It was a great pleasure to present my research on China’s urban transformation at the Centre for Urban Studies in February this year. At the presentation I tried to theorize the intertwined relationship between urban building and state building. I called this dynamism “urbanization of the state.” During the Q&A, I was asked how I would generalize the Chinese urban experiences. This million-dollar question could be approached from various directions.
An arrogant response would be this: given the fact that the urban population in China today is about 710 million, more than one-tenth of the world population, the empirical scale should be grand enough to warrant any model building. Or, I could opt for a post-colonial approach of questioning the question that seemed to suggest China’s particularity as merely a “case,” constantly in need of justifying its theoretical significance and global implications. Meanwhile, experiences of North America or Western Europe appear to be an unquestionable universal norm.

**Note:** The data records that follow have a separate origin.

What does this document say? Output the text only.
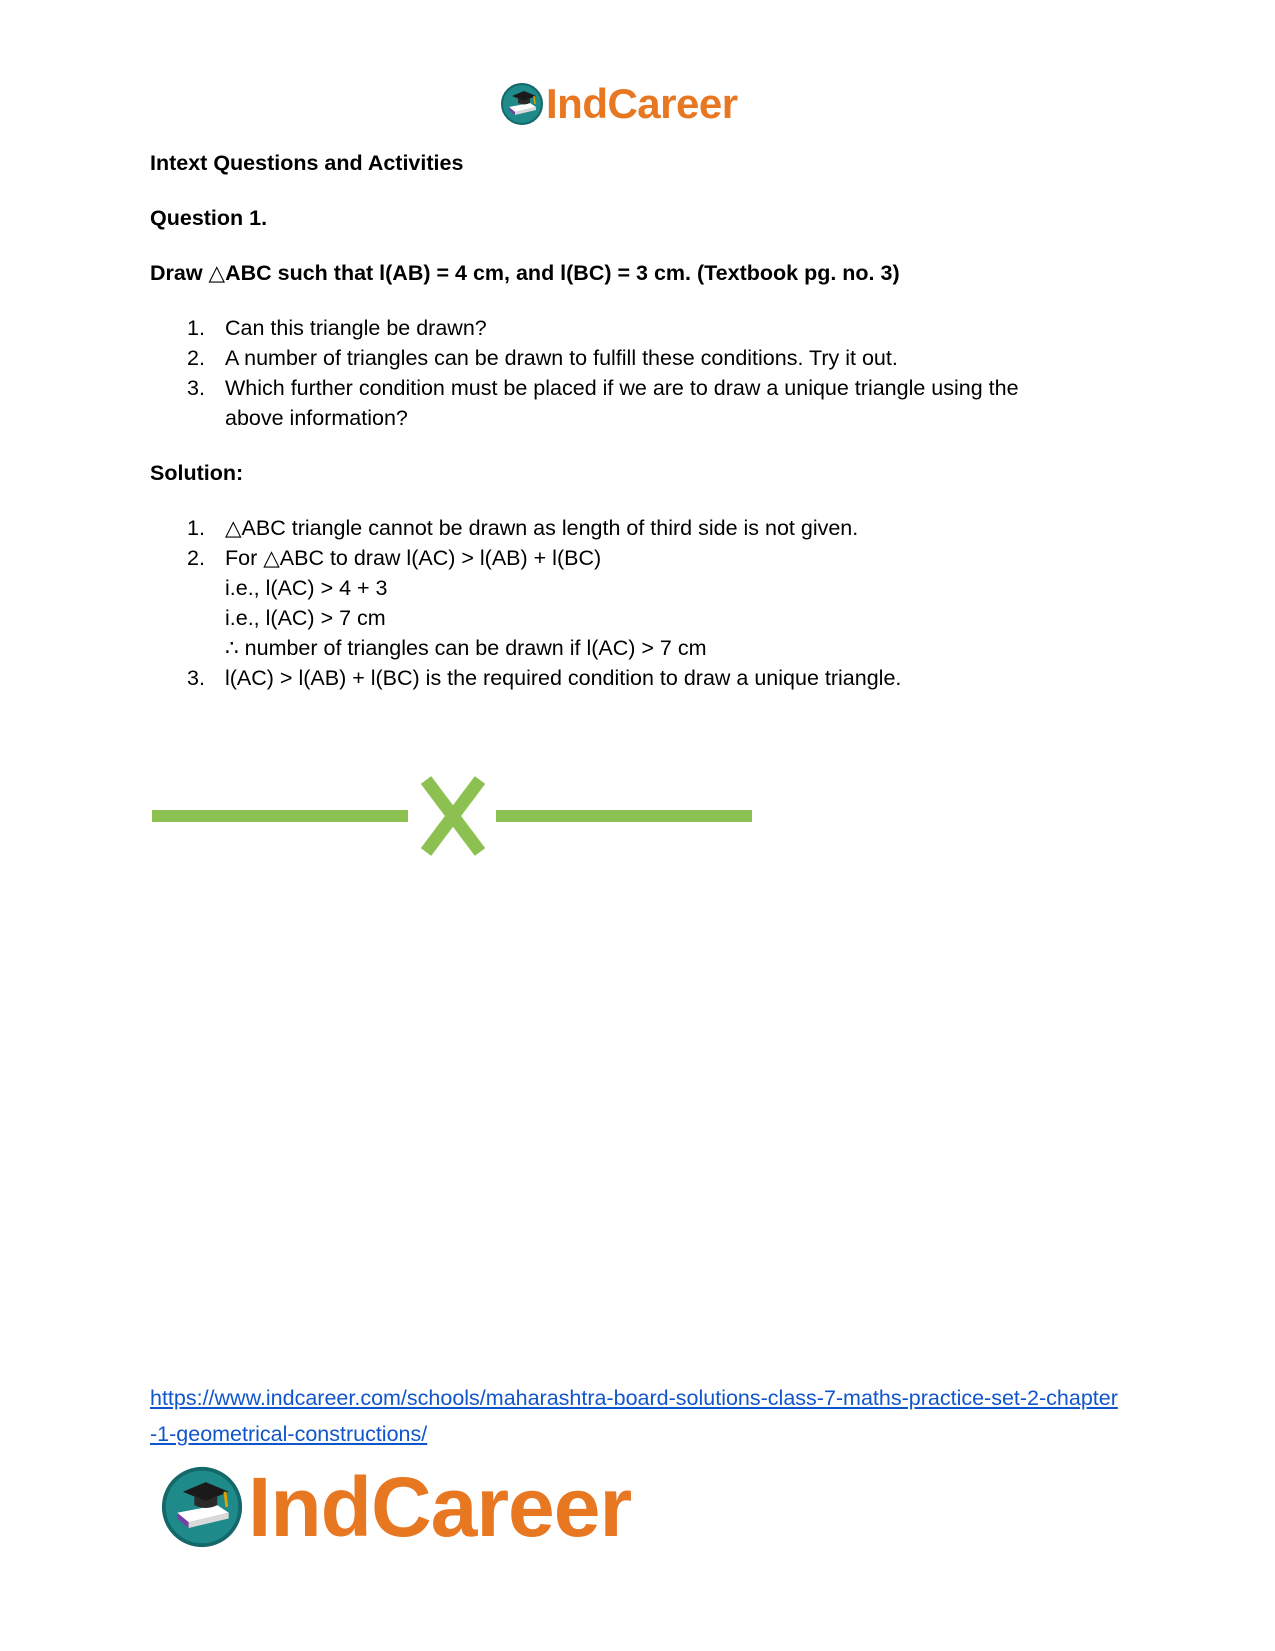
IndCareer

Intext Questions and Activities

Question 1.

Draw △ABC such that l(AB) = 4 cm, and l(BC) = 3 cm. (Textbook pg. no. 3)

1. Can this triangle be drawn?
2. A number of triangles can be drawn to fulfill these conditions. Try it out.
3. Which further condition must be placed if we are to draw a unique triangle using the
above information?

Solution:

1. △ABC triangle cannot be drawn as length of third side is not given.
2. For △ABC to draw l(AC) > l(AB) + l(BC)
i.e., l(AC) > 4 + 3
i.e., l(AC) > 7 cm
∴ number of triangles can be drawn if l(AC) > 7 cm
3. l(AC) > l(AB) + l(BC) is the required condition to draw a unique triangle.
https://www.indcareer.com/schools/maharashtra-board-solutions-class-7-maths-practice-set-2-chapter-1-geometrical-constructions/
IndCareer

But those responses are cheap shots. I think it is important to talk concretely about what urban China studies in the past three decades have contributed to our understanding of the state, the city, and the relationship between them. To begin with, works on China’s highly autonomous and entrepreneurial local states have greatly enriched the existing state theories. By showing the politics of collaboration, competition and conflicts among state actors (not just the Weberian bureaucrats), the state is no longer seen as a coherent, machine-like “apparatus”, but multiple centers and processes of authority building. Researches on massive urban projects financed and managed by municipal governments have demonstrated the decisive role of the local state in materializing and territorializing the state power. The earlier treatment of the local state as a “crisis manager” or an “agent” to the principality of the State is proved too limiting to our understanding of the power dynamics of the state. While urban theorists have elaborated much on the urbanization of capital with cases from traditional capitalist economies, China’s urban expansion today - with its colossal scale and unprecedented pace that has provoked explosive social contestations - could tell us quite a bit about the co-productive relationship between the city and the state of a statist market economy. I hope my proposal of “urbanization of the state,” like that of “urbanization of capital,” could provide a reference point for comparative studies of urban dynamics at different times and places.
You-tien Hsing is professor of Geography at the University of California, Berkeley and Distinguished Chair in China Studies. her research and teaching has been particularly focused on the political economy of development in East Asia, especially China. You-tien visited the Centre for Urban Studies mid February 2014 to give a special lecture on the profound impact of global urban experiments that are taking place today. The lecture was titled 'Urbanization of the Local State in China'.